To find the equation of the tangent to the circle at the point (1,3), we need to find the slope of the tangent and its point of tangency. The slope of the tangent is -1/(y+1) and the point of tangency is (1,3). Substituting into the point-slope form of the equation of a line, we get y = -x + 4 as the equation of the tangent.
The equation of a circle with center (h,k) and radius r is given by the equation (x-h)^2 + (y-k)^2 = r^2. We can rewrite the equation of the given circle as (x+2)^2 + (y+1)^2 = 25.
To find the equation of the tangent to the circle at the point (1,3), we need to find the slope of the tangent and its point of tangency.
First, we find the slope of the tangent by taking the derivative of the equation of the circle with respect to x.
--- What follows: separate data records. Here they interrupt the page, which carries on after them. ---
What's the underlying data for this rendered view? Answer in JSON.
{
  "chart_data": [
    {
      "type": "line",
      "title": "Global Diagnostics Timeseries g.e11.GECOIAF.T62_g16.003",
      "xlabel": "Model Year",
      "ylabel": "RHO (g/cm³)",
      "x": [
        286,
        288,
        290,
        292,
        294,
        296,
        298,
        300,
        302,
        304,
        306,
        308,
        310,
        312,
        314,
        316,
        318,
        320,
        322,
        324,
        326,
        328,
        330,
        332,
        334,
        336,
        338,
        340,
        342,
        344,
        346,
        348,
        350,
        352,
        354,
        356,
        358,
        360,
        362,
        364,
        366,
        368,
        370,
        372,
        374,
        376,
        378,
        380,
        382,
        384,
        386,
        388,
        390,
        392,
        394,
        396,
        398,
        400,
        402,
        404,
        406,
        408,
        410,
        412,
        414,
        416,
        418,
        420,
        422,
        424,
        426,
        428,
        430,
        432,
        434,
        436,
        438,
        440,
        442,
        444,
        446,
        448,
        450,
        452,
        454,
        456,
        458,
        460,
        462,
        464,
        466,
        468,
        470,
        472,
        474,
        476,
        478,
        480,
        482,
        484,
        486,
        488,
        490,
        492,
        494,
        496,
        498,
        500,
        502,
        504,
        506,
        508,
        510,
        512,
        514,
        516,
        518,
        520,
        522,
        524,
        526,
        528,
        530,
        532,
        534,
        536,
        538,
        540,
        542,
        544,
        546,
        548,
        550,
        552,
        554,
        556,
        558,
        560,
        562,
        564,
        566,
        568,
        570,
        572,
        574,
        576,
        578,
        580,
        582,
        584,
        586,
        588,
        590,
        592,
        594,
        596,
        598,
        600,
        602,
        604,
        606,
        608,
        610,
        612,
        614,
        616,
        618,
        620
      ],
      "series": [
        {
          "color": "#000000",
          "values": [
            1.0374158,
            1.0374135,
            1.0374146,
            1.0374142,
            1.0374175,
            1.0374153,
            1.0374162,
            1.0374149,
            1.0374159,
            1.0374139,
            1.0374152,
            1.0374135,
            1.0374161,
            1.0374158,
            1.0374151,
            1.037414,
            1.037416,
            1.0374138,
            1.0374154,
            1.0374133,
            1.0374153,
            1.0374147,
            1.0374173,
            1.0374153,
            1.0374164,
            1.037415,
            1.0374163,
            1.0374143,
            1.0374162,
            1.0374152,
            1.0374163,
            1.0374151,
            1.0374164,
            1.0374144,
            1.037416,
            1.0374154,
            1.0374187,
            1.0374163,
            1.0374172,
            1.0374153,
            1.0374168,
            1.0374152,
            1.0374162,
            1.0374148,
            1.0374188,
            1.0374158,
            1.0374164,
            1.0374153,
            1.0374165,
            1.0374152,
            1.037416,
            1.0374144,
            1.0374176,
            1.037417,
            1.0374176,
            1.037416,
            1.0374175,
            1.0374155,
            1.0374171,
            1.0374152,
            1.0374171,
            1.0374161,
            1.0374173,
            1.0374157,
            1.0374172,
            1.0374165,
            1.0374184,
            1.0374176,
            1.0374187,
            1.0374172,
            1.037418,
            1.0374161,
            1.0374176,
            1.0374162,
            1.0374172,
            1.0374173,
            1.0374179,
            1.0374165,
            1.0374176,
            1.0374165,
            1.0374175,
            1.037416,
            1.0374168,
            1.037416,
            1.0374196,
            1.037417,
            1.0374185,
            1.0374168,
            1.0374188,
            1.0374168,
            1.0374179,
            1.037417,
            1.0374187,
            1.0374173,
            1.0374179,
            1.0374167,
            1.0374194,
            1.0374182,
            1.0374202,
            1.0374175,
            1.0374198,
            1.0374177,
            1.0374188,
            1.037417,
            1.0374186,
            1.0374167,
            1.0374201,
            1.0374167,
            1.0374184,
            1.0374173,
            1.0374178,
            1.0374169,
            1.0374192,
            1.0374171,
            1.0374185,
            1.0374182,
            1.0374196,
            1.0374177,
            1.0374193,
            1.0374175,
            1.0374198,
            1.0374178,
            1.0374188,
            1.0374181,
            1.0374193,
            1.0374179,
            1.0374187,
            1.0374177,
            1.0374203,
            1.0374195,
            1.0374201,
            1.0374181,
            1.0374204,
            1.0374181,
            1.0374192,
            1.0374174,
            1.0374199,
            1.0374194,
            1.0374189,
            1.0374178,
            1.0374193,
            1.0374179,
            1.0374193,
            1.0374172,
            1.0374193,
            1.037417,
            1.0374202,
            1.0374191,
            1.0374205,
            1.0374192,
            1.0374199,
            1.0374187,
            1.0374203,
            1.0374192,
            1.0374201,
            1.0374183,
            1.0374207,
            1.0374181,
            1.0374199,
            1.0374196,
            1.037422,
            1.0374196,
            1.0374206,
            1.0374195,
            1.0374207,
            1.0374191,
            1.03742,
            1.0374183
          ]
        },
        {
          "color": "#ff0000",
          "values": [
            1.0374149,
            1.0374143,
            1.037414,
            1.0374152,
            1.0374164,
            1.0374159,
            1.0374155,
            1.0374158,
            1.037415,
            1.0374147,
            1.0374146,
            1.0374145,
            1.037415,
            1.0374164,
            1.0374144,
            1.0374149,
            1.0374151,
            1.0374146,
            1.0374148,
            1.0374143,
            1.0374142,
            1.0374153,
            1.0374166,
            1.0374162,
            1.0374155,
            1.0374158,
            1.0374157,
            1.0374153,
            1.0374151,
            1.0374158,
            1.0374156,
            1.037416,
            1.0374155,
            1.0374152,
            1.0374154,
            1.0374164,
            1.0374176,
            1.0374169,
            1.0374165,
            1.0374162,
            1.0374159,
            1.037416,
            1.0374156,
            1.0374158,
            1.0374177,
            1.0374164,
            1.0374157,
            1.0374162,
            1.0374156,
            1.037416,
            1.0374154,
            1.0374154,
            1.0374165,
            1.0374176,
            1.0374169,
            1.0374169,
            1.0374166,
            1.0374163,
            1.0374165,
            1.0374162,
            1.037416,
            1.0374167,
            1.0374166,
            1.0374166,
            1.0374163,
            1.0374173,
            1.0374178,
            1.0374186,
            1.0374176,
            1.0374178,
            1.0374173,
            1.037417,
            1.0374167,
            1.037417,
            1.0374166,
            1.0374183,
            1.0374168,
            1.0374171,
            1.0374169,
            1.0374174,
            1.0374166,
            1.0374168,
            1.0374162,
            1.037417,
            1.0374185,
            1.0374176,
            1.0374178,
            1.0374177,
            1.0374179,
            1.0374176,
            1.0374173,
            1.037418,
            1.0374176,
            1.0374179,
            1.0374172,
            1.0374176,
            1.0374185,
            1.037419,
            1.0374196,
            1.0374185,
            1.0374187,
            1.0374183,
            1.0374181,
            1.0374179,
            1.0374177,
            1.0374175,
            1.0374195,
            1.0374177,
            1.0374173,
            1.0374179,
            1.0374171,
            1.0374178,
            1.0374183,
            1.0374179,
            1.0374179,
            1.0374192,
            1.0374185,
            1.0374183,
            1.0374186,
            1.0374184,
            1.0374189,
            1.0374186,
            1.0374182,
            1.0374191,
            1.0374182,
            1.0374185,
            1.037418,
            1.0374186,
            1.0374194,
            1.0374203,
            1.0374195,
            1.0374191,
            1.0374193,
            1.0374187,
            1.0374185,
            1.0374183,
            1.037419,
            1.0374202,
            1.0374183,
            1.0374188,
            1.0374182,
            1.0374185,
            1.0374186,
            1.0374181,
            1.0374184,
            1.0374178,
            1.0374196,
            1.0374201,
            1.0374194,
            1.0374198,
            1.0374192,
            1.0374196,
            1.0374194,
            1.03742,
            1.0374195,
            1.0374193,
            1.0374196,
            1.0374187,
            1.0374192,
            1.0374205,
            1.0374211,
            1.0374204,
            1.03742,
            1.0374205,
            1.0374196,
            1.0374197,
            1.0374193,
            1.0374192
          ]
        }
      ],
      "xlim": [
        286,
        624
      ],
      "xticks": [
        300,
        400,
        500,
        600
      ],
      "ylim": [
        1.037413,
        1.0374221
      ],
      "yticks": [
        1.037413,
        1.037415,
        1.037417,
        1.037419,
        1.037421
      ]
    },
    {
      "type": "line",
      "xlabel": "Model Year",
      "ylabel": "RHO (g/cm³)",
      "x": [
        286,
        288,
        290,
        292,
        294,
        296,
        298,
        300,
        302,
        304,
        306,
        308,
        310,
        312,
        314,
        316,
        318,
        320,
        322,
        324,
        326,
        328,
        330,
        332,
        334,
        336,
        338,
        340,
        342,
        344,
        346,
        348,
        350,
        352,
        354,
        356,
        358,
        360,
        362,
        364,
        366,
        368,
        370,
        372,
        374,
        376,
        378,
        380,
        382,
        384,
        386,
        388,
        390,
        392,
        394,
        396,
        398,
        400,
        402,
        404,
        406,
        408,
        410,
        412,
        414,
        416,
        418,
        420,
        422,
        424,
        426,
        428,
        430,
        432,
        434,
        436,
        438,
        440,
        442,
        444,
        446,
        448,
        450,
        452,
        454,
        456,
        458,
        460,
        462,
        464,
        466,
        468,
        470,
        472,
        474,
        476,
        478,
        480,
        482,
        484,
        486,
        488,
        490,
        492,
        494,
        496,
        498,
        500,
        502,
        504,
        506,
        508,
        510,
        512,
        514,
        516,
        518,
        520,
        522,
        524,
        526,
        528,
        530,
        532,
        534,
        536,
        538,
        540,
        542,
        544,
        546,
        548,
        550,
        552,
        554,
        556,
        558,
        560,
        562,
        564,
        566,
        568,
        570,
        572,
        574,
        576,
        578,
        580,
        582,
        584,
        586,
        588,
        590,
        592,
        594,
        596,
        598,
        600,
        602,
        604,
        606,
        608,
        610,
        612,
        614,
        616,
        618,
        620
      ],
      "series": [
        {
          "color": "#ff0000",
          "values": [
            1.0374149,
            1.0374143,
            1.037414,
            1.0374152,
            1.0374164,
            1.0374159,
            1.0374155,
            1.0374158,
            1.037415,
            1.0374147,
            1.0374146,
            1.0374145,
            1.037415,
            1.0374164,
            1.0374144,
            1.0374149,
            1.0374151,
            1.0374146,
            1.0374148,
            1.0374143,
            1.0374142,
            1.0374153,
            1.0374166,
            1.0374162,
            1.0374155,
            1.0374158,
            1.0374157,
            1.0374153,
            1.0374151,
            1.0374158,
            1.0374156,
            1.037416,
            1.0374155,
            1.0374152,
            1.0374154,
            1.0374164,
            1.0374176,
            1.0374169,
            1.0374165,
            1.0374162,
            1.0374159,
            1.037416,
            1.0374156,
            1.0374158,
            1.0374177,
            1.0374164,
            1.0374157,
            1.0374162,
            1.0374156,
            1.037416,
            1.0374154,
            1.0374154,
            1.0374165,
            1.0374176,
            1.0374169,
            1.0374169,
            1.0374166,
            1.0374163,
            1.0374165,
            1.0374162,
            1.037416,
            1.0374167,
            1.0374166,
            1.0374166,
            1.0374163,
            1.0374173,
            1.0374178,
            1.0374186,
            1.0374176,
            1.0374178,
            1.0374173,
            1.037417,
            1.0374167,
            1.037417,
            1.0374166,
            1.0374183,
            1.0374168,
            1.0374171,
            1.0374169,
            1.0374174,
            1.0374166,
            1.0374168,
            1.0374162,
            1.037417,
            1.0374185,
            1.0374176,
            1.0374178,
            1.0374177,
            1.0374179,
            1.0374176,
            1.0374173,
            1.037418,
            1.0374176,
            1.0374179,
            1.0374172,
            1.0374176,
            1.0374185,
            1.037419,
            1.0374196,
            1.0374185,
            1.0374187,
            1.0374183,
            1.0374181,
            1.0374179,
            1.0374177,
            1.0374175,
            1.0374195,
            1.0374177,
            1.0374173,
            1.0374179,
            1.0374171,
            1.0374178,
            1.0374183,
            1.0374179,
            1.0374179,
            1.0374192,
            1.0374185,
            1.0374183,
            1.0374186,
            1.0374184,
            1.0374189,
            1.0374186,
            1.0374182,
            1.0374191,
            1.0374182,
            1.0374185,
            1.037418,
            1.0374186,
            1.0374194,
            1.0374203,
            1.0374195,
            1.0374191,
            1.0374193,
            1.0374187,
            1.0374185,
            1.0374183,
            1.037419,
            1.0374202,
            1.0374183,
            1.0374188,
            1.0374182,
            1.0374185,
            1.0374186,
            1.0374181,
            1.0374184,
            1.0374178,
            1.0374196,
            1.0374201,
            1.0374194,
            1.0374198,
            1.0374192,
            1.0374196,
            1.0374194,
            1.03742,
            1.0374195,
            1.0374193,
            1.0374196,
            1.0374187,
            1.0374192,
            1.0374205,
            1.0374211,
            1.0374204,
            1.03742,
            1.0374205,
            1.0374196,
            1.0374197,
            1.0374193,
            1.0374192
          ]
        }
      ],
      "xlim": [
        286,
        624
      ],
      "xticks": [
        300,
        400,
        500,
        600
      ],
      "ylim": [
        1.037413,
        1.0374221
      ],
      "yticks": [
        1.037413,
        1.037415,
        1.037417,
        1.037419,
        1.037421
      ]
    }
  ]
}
Differentiating implicitly, we get (x+2) + (y+1) * dy/dx = 0. Solving for dy/dx, we find that the slope of the tangent is -1/(y+1).
Next, substituting the coordinates of the point (1,3) into the equation of the circle, we get (1+2)^2 + (3+1)^2 = 25. Simplifying, we find that the point (1,3) lies on the circle and has a radius of 5.
Using the point-slope form of the equation of a line, we can substitute the slope of the tangent (-1/(y+1)) and the coordinates of the point (1,3) into the equation y - 3 = -1/(y+1)(x - 1). Simplifying, we get the equation of the tangent as y = -x + 4.